On the levels of the hills will be
green meadows, stock bells in noon shade.
On the steps where greed and ignorance cut down the old forest,
an old forest will stand,
its rich leaf-fall drifting on its roots.
The veins of forgotten springs will have opened.
Families will be singing in the fields.
In their voices they will hear a music
risen out of the ground.
They will take nothing from the ground they will not return,
whatever the grief at parting.
Memory, native to this valley, will spread over it like a grove,
and memory will grow into legend,
legend into song, song into sacrament.
The abundance of this place,
the songs of its people and its birds,
will be health and wisdom and indwelling light.
This is no paradisal dream.
Its hardship is its possibility.

Its hardship is its possibility. The hard work is seeing the possibility—seeing the possibility of what God is doing new-- of the newness of resurrection-- of an unexpected breath of new life. The hard work is seeing the possibility that the resurrected Christ is walking in full sight among us.  

The CT’s purpose—our very reason for being--is to do the hard work of seeing and then to call our denomination beyond fear and paralysis to see with us. The seeing is the hard work, because to see, we must lift our eyes from ourselves and be open to the vision of God and the needs of the world. To see we must lift our eyes from fear and despair and our own disorientation and be open to God’s vision of resurrection and hope.

Do not remember the former things,
    or consider the things of old.
God is about to do a new thing;
    now it springs forth, can we not perceive it?

                                                                                            (Isa 43: 18-19)

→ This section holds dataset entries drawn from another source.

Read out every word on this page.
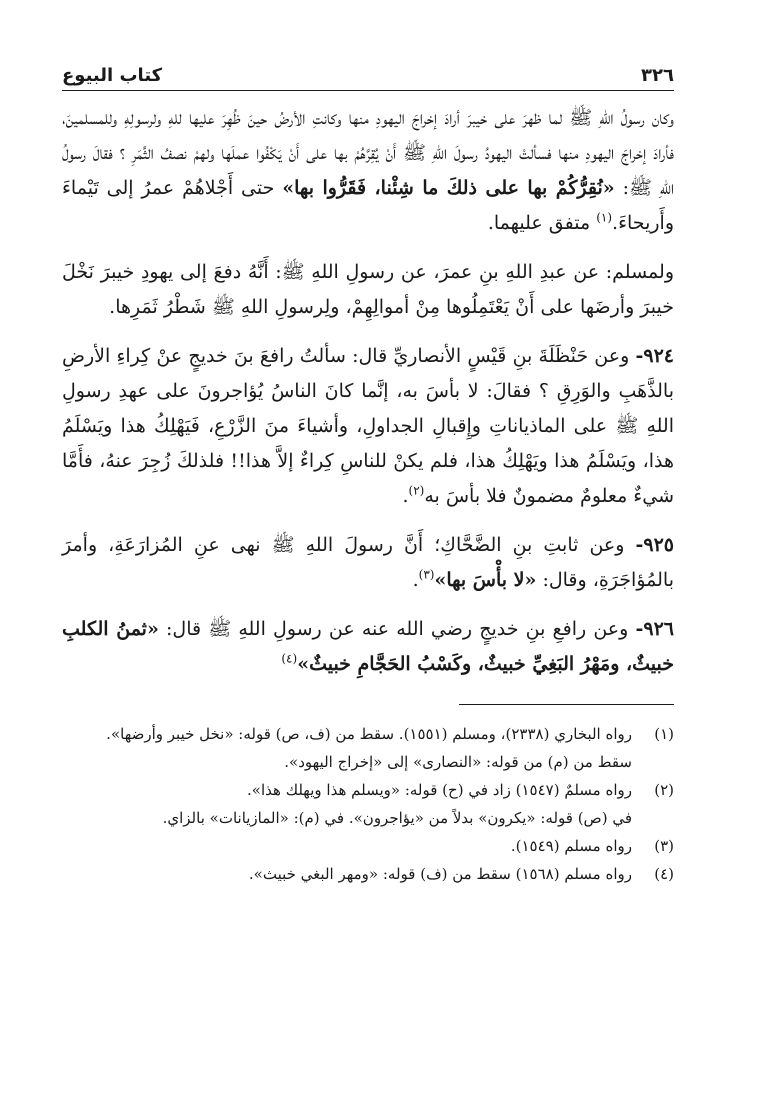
٣٢٦
كتاب البيوع

وكان رسولُ اللهِ ﷺ لما ظهرَ على خيبرَ أرادَ إخراجَ اليهودِ منها وكانتِ الأرضُ حينَ ظُهِرَ عليها للهِ ولرسولِهِ وللمسلمينَ، فأرادَ إخراجَ اليهودِ منها فسألتْ اليهودُ رسولَ اللهِ ﷺ أَنْ يُقِرَّهُمْ بها على أَنْ يَكْفُوا عملَها ولهمْ نصفُ الثَّمَرِ ؟ فقالَ رسولُ اللهِ ﷺ: «نُقِرُّكُمْ بها على ذلكَ ما شِئْنا، فَقَرُّوا بها» حتى أَجْلاهُمْ عمرُ إلى تَيْماءَ وأَريحاءَ.$^{(١)}$ متفق عليهما.

ولمسلم: عن عبدِ اللهِ بنِ عمرَ، عن رسولِ اللهِ ﷺ: أَنَّهُ دفعَ إلى يهودِ خيبرَ نَخْلَ خيبرَ وأرضَها على أَنْ يَعْتَمِلُوها مِنْ أموالِهِمْ، ولِرسولِ اللهِ ﷺ شَطْرُ ثَمَرِها.

٩٢٤- وعن حَنْظَلَةَ بنِ قَيْسٍ الأنصاريِّ قال: سألتُ رافعَ بنَ خديجٍ عنْ كِراءِ الأرضِ بالذَّهَبِ والوَرِقِ ؟ فقالَ: لا بأسَ به، إنَّما كانَ الناسُ يُؤاجرونَ على عهدِ رسولِ اللهِ ﷺ على الماذياناتِ وإِقبالِ الجداولِ، وأشياءَ منَ الزَّرْعِ، فَيَهْلِكُ هذا ويَسْلَمُ هذا، ويَسْلَمُ هذا ويَهْلِكُ هذا، فلم يكنْ للناسِ كِراءٌ إلاَّ هذا!! فلذلكَ زُجِرَ عنهُ، فأَمَّا شيءٌ معلومٌ مضمونٌ فلا بأسَ به$^{(٢)}$.

٩٢٥- وعن ثابتِ بنِ الضَّحَّاكِ؛ أَنَّ رسولَ اللهِ ﷺ نهى عنِ المُزارَعَةِ، وأمرَ بالمُؤاجَرَةِ، وقال: «لا بأْسَ بها»$^{(٣)}$.

٩٢٦- وعن رافعِ بنِ خديجٍ رضي الله عنه عن رسولِ اللهِ ﷺ قال: «ثمنُ الكلبِ خبيثٌ، ومَهْرُ البَغِيِّ خبيثٌ، وكَسْبُ الحَجَّامِ خبيثٌ»$^{(٤)}$

(١)
رواه البخاري (٢٣٣٨)، ومسلم (١٥٥١). سقط من (ف، ص) قوله: «نخل خيبر وأرضها».
سقط من (م) من قوله: «النصارى» إلى «إخراج اليهود».
(٢)
رواه مسلمٌ (١٥٤٧) زاد في (ح) قوله: «ويسلم هذا ويهلك هذا».
في (ص) قوله: «يكرون» بدلاً من «يؤاجرون». في (م): «المازيانات» بالزاي.
(٣)
رواه مسلم (١٥٤٩).
(٤)
رواه مسلم (١٥٦٨) سقط من (ف) قوله: «ومهر البغي خبيث».
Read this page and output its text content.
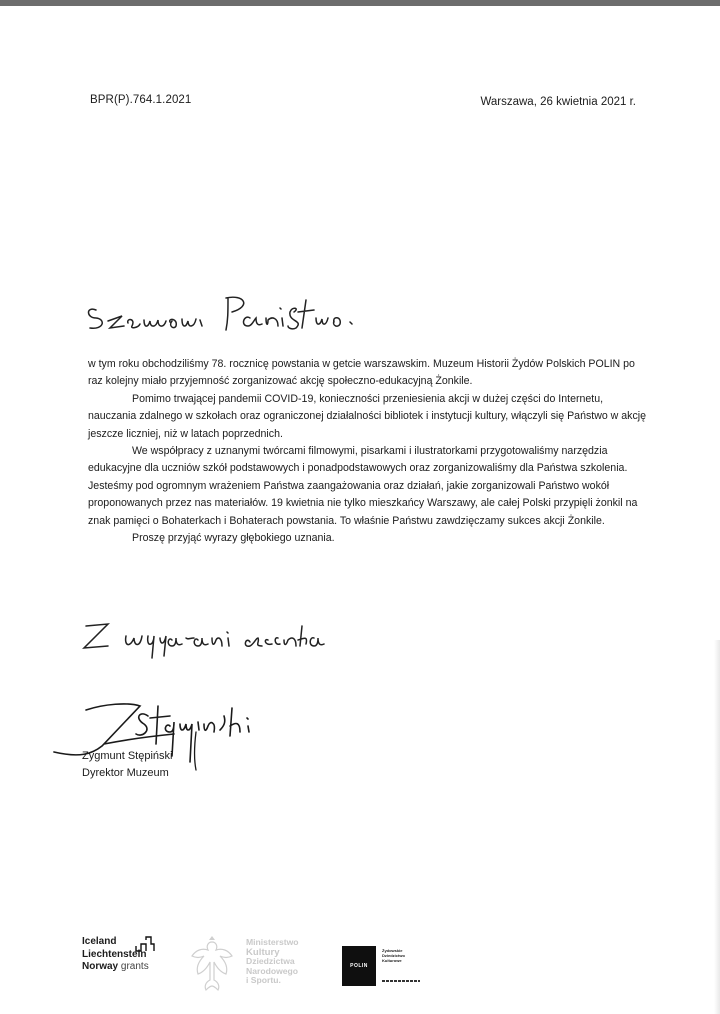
BPR(P).764.1.2021	Warszawa, 26 kwietnia 2021 r.

w tym roku obchodziliśmy 78. rocznicę powstania w getcie warszawskim. Muzeum Historii Żydów Polskich POLIN po raz kolejny miało przyjemność zorganizować akcję społeczno-edukacyjną Żonkile.

Pomimo trwającej pandemii COVID-19, konieczności przeniesienia akcji w dużej części do Internetu, nauczania zdalnego w szkołach oraz ograniczonej działalności bibliotek i instytucji kultury, włączyli się Państwo w akcję jeszcze liczniej, niż w latach poprzednich.

We współpracy z uznanymi twórcami filmowymi, pisarkami i ilustratorkami przygotowaliśmy narzędzia edukacyjne dla uczniów szkół podstawowych i ponadpodstawowych oraz zorganizowaliśmy dla Państwa szkolenia. Jesteśmy pod ogromnym wrażeniem Państwa zaangażowania oraz działań, jakie zorganizowali Państwo wokół proponowanych przez nas materiałów. 19 kwietnia nie tylko mieszkańcy Warszawy, ale całej Polski przypięli żonkil na znak pamięci o Bohaterkach i Bohaterach powstania. To właśnie Państwu zawdzięczamy sukces akcji Żonkile.

Proszę przyjąć wyrazy głębokiego uznania.

Zygmunt Stępiński
Dyrektor Muzeum
Iceland
Liechtenstein
Norway grants
Ministerstwo
Kultury
Dziedzictwa
Narodowego
i Sportu.
POLIN
Żydowskie
Dziedzictwo
Kulturowe
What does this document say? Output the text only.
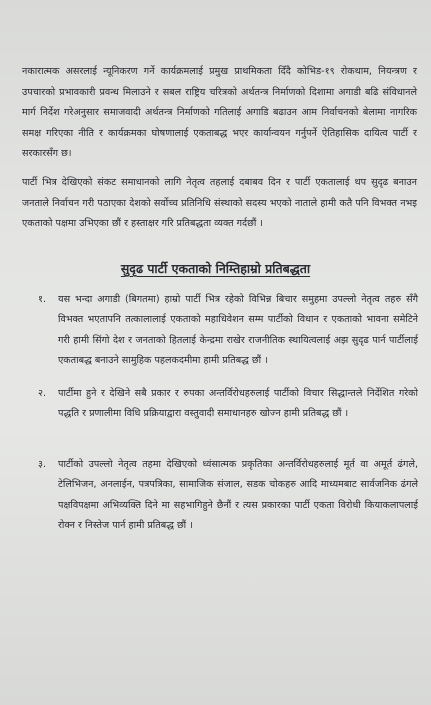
नकारात्मक असरलाई न्यूनिकरण गर्ने कार्यक्रमलाई प्रमुख प्राथमिकता दिँदै कोभिड-१९ रोकथाम, नियन्त्रण र उपचारको प्रभावकारी प्रवन्ध मिलाउने र सबल राष्ट्रिय चरित्रको अर्थतन्त्र निर्माणको दिशामा अगाडी बढि संविधानले मार्ग निर्देश गरेअनुसार समाजवादी अर्थतन्त्र निर्माणको गतिलाई अगाडि बढाउन आम निर्वाचनको बेलामा नागरिक समक्ष गरिएका नीति र कार्यक्रमका घोषणालाई एकताबद्ध भएर कार्यान्वयन गर्नुपर्ने ऐतिहासिक दायित्व पार्टी र सरकारसँग छ।

पार्टी भित्र देखिएको संकट समाधानको लागि नेतृत्व तहलाई दबाबव दिन र पार्टी एकतालाई थप सुदृढ बनाउन जनताले निर्वाचन गरी पठाएका देशको सर्वोच्च प्रतिनिधि संस्थाको सदस्य भएको नाताले हामी कतै पनि विभक्त नभइ एकताको पक्षमा उभिएका छौं र हस्ताक्षर गरि प्रतिबद्धता व्यक्त गर्दछौं ।

सुदृढ पार्टी एकताको निम्तिहाम्रो प्रतिबद्धता
१.	यस भन्दा अगाडी (बिगतमा) हाम्रो पार्टी भित्र रहेको विभिन्न बिचार समुहमा उपल्लो नेतृत्व तहरु सँगै विभक्त भएतापनि तत्कालालाई एकताको महाधिवेशन सम्म पार्टीको विधान र एकताको भावना समेटिने गरी हामी सिंगो देश र जनताको हितलाई केन्द्रमा राखेर राजनीतिक स्थायित्वलाई अझ सुदृढ पार्न पार्टीलाई एकताबद्ध बनाउने सामुहिक पहलकदमीमा हामी प्रतिबद्ध छौं ।
२.	पार्टीमा हुने र देखिने सबै प्रकार र रुपका अन्तर्विरोधहरुलाई पार्टीको विचार सिद्धान्तले निर्देशित गरेको पद्धति र प्रणालीमा विधि प्रक्रियाद्वारा वस्तुवादी समाधानहरु खोज्न हामी प्रतिबद्ध छौं ।
३.	पार्टीको उपल्लो नेतृत्व तहमा देखिएको ध्वंसात्मक प्रकृतिका अन्तर्विरोधहरुलाई मूर्त वा अमूर्त ढंगले, टेलिभिजन, अनलाईन, पत्रपत्रिका, सामाजिक संजाल, सडक चोकहरु आदि माध्यमबाट सार्वजनिक ढंगले पक्षविपक्षमा अभिव्यक्ति दिने मा सहभागिहुने छैनौं र त्यस प्रकारका पार्टी एकता विरोधी कियाकलापलाई रोक्न र निस्तेज पार्न हामी प्रतिबद्ध छौं ।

[1] Isaiah 43: 18-19, NRSV

[2] Diana Butler Bass, Christianity After Religion: The End of Church and the Birth of a New Spiritual Awakening, HarperCollins, New York: 2012, p. 29. She is quoting William McLoughlin, Revivals, Awakenings and Reform (Chicago: University of Chicago Press, 1978, p. 2)

[3] Rev. Dr. Martin Luther King, Jr., “Remaining Awake Through a Great Revolution,” in A Testament of Hope: the Essential Writings and Speeches of Martin Luther King Jr., ed. James M. Washington, HarperCollins, New York: 1986, p. 269

[4] Ibid., 269

[5] The Book of Discipline of The United Methodist Church, ¶125, p. 95.

[6] Ibid.

[7] Wendell Berry, “The Vision,” in Clearing (New York: Harcourt, 1977.